Mas Channel Zero, honra lhe seja feita, sintoniza, nesta e noutras áreas, uma frequência totalmente diferente: a dada altura, na terceira temporada, Rutger Hauer (num dos últimos papéis da carreira), consome literalmente a esquizofrenia de outra personagem, que, para efeitos visuais, tem o aspecto de uma centopeia gigante. O momento pertence a uma categoria na qual a série se especializa: a imagem que combina precariamente algo demasiado ridículo para incomodar e demasiado aberrante para que o riso não seja nervoso: figuras demoníacas compostas inteiramente de dentes do siso, palhaços contorcionistas, um rosto humano a inchar lentamente suspenso no vazio, um bebé deformado a subir uma escadaria de mármore isolada no meio do bosque.

Não é que Channel Zero não se leve demasiado a sério. Pelo contrário, não tem vergonha de ser ortodoxa, e de exibir sem pruridos um respeito visível pela categoria a que chamamos "terror", um respeito que não se resume ao mero desejo preguiçoso de reciclar. Ao contrário de todas as séries mencionadas no primeiro parágrafo, Channel Zero não parece concebida de propósito para ser elogiada por "transcender as convenções" do género a que pertence: prefere habitá-las com o conforto de quem conhece os cantos à casa e não tem outras ambições imobiliárias. Essa descontracção nota-se na quase exultante falta de fotogenia (os efeitos especiais são, na sua maioria, espalhafatosamente analógicos), e na louvável falta de ansiedade com deixar coisas por explicar: as personagens da segunda temporada, por exemplo, perdem algum tempo a tentar sistematizar as regras do universo em que se encontram, mas a série nunca tenta encorajar no espectador o mesmo nível de interesse.

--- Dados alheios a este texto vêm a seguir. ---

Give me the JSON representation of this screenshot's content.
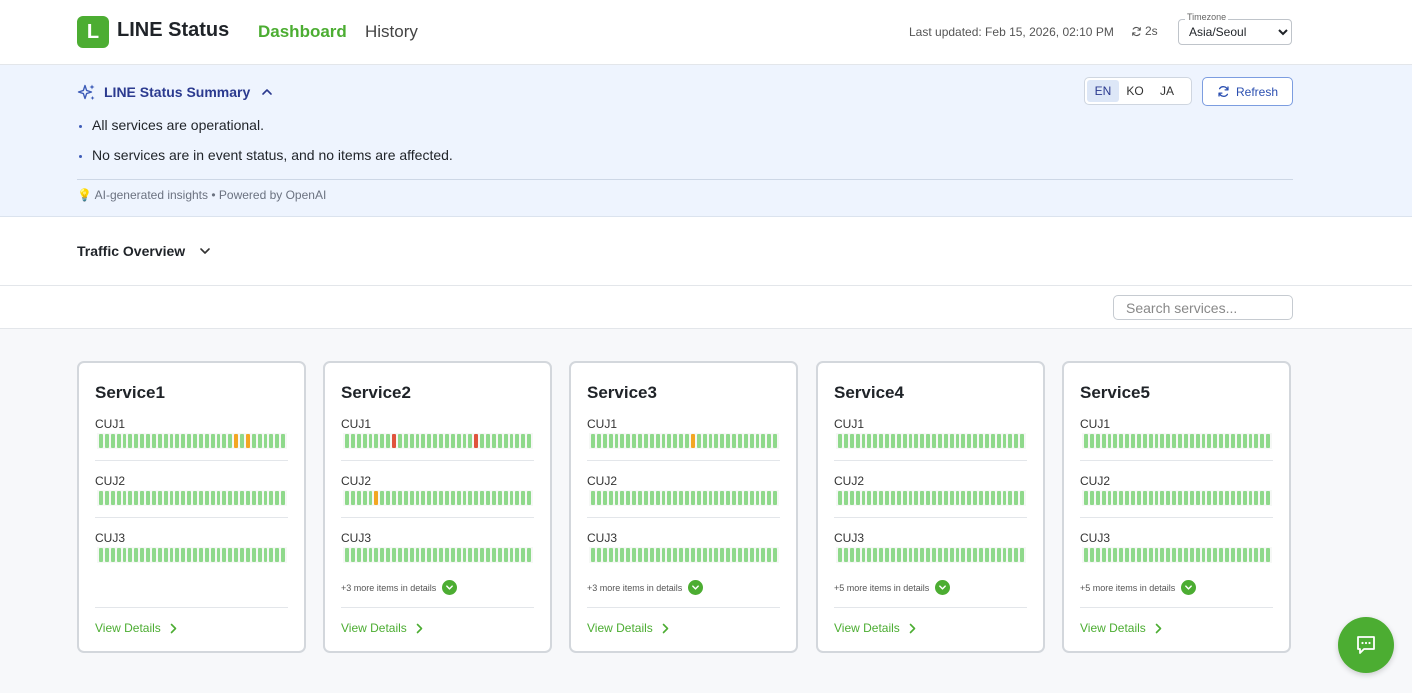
{
  "header": {
    "logo_letter": "L",
    "app_title": "LINE Status",
    "nav": {
      "dashboard": "Dashboard",
      "history": "History"
    },
    "last_updated": "Last updated: Feb 15, 2026, 02:10 PM",
    "refresh_interval": "2s",
    "timezone": {
      "label": "Timezone",
      "value": "Asia/Seoul"
    }
  },
  "summary": {
    "title": "LINE Status Summary",
    "languages": [
      "EN",
      "KO",
      "JA"
    ],
    "active_language": "EN",
    "refresh_label": "Refresh",
    "bullets": [
      "All services are operational.",
      "No services are in event status, and no items are affected."
    ],
    "footer": "💡 AI-generated insights • Powered by OpenAI"
  },
  "traffic": {
    "title": "Traffic Overview"
  },
  "search": {
    "placeholder": "Search services..."
  },
  "colors": {
    "green": "#8fd98b",
    "orange": "#f3a623",
    "red": "#e0533d",
    "accent": "#4cad32"
  },
  "services": [
    {
      "name": "Service1",
      "cujs": [
        {
          "label": "CUJ1",
          "issues": {
            "23": "orange",
            "25": "orange"
          }
        },
        {
          "label": "CUJ2",
          "issues": {}
        },
        {
          "label": "CUJ3",
          "issues": {}
        }
      ],
      "more": "",
      "view_details": "View Details"
    },
    {
      "name": "Service2",
      "cujs": [
        {
          "label": "CUJ1",
          "issues": {
            "8": "red",
            "22": "red"
          }
        },
        {
          "label": "CUJ2",
          "issues": {
            "5": "orange"
          }
        },
        {
          "label": "CUJ3",
          "issues": {}
        }
      ],
      "more": "+3 more items in details",
      "view_details": "View Details"
    },
    {
      "name": "Service3",
      "cujs": [
        {
          "label": "CUJ1",
          "issues": {
            "17": "orange"
          }
        },
        {
          "label": "CUJ2",
          "issues": {}
        },
        {
          "label": "CUJ3",
          "issues": {}
        }
      ],
      "more": "+3 more items in details",
      "view_details": "View Details"
    },
    {
      "name": "Service4",
      "cujs": [
        {
          "label": "CUJ1",
          "issues": {}
        },
        {
          "label": "CUJ2",
          "issues": {}
        },
        {
          "label": "CUJ3",
          "issues": {}
        }
      ],
      "more": "+5 more items in details",
      "view_details": "View Details"
    },
    {
      "name": "Service5",
      "cujs": [
        {
          "label": "CUJ1",
          "issues": {}
        },
        {
          "label": "CUJ2",
          "issues": {}
        },
        {
          "label": "CUJ3",
          "issues": {}
        }
      ],
      "more": "+5 more items in details",
      "view_details": "View Details"
    }
  ]
}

Aderir a uma ortodoxia é um acto de obediência que, como qualquer outra profissão de fé, pode ser ligeiramente ridículo para quem está de fora a observar, mas também ligeiramente desconfortável. Tal como a fantasia heróica ou a ficção científica, o terror é um género em que um sentido do ridículo apurado pode ser um defeito, e a capacidade para não sentir vergonha pode ser uma virtude. Channel Zero tem estas e outras situações devidamente calibradas para o único projecto com o qual tem um compromisso incessante: criar inquietação, repulsa, ou desconforto, nem que seja por breves segundos.